On a seasonally adjusted basis the U.S. economy created 413k, 000 jobs during
that timeframe. Of course, it makes sense to adjust the jobs data for hiring
and firing around the Christmas season. But it makes much more sense to look
at the data year over year for a more accurate assessment of the labor market.
During December 2014 thru January 2015 the economy shed 2,820,000, or 1.99%.
Therefore, the economy not only lost 179,000 more jobs this year during the
post-Holiday layoff season than it did the year prior, but it also suffered
a greater percentage of job losses than it did during the comparative time
frame.
What makes this layoff picture even worse is the number of retail corporations
that are in the process of closing their brick and mortar presence. For example,
Walmart is closing 154 stores in the United States and is laying off 10,000
employees. There are also about 6,000 other major retailers that are in the
process of shuttering up their stores. This means the part-time, retail-job
growth economy, which has been the staple of hiring since the recovery began,
will be shedding more jobs at an increased rate going forward.
And please don't believe today's 4.9% U-3 unemployment is comparable with
times past. The last time the unemployment rate was 4.9% was February of 2008.
At that time the Labor Force Participation Rate (LPR) was 66 and the Employment
to Population Ratio (EPR) was 62.8. Today's low unemployment rate comes with
a LPR of only 62.7 and an EPR of just 59.6.
But the major point here is that a low unemployment rate can never lead to
inflation. And this is especially true when all of that job growth is the seasonally
adjusted phantom variety. The Keynesian squatters who inhabit the FOMC believe
dogmatically that inflation is the result of too many people being employed.

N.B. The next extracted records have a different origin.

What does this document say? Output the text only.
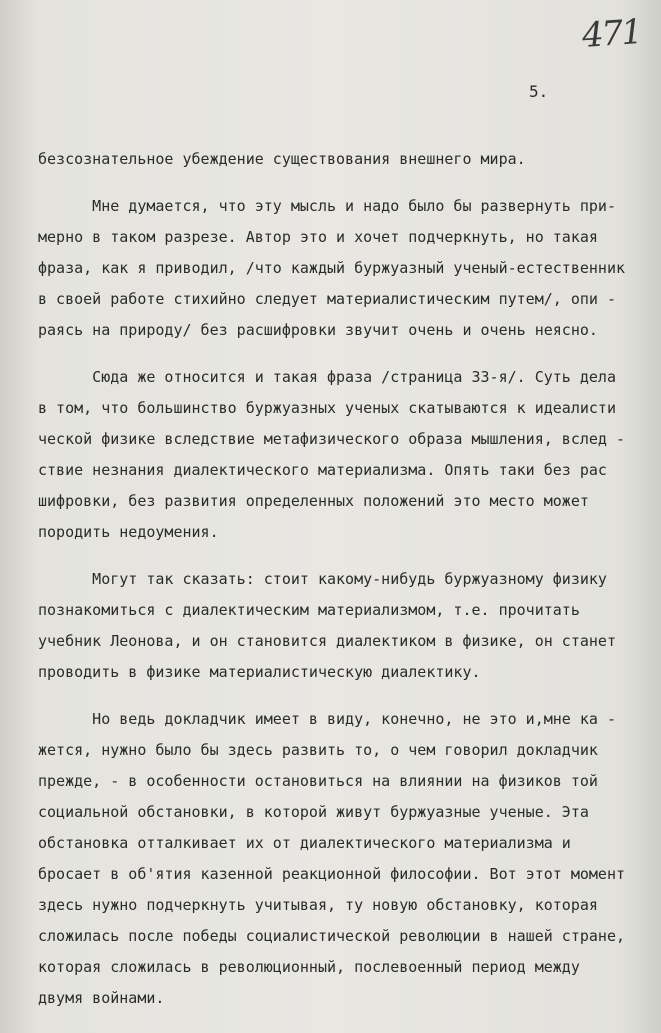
471
5.
безсознательное убеждение существования внешнего мира.
Мне думается, что эту мысль и надо было бы развернуть при-
мерно в таком разрезе. Автор это и хочет подчеркнуть, но такая
фраза, как я приводил, /что каждый буржуазный ученый-естественник
в своей работе стихийно следует материалистическим путем/, опи -
раясь на природу/ без расшифровки звучит очень и очень неясно.
Сюда же относится и такая фраза /страница 33-я/. Суть дела
в том, что большинство буржуазных ученых скатываются к идеалисти
ческой физике вследствие метафизического образа мышления, вслед -
ствие незнания диалектического материализма. Опять таки без рас
шифровки, без развития определенных положений это место может
породить недоумения.
Могут так сказать: стоит какому-нибудь буржуазному физику
познакомиться с диалектическим материализмом, т.е. прочитать
учебник Леонова, и он становится диалектиком в физике, он станет
проводить в физике материалистическую диалектику.
Но ведь докладчик имеет в виду, конечно, не это и,мне ка -
жется, нужно было бы здесь развить то, о чем говорил докладчик
прежде, - в особенности остановиться на влиянии на физиков той
социальной обстановки, в которой живут буржуазные ученые. Эта
обстановка отталкивает их от диалектического материализма и
бросает в об'ятия казенной реакционной философии. Вот этот момент
здесь нужно подчеркнуть учитывая, ту новую обстановку, которая
сложилась после победы социалистической революции в нашей стране,
которая сложилась в революционный, послевоенный период между
двумя войнами.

However, what they fail to understand it that inflation is all about a loss
of confidence in the purchasing power of a currency. That can never be the
result of a low unemployment rate.
Nevertheless, Yellen and her Philips-curve junkies indicated clearly in the
Semiannual Monetary Policy Report to Congress on February 10th that the FOMC
will lean toward hiking interest rates until the U-3 unemployment rate begins
to rise. This means the Fed will be threatening to continue tightening monetary
policy into an incipient global deflationary depression. But Yellen will not
be able to increase the Fed Funds rate above the 75bps level before the bottom
completely falls out on the global economy. Perhaps she will be pretend the
world isn't collapsing around her for a little while longer. But we all know
better and it won't be long before the Fed joins the rest of the developed
world's central bankers into perpetual QE and NIRP.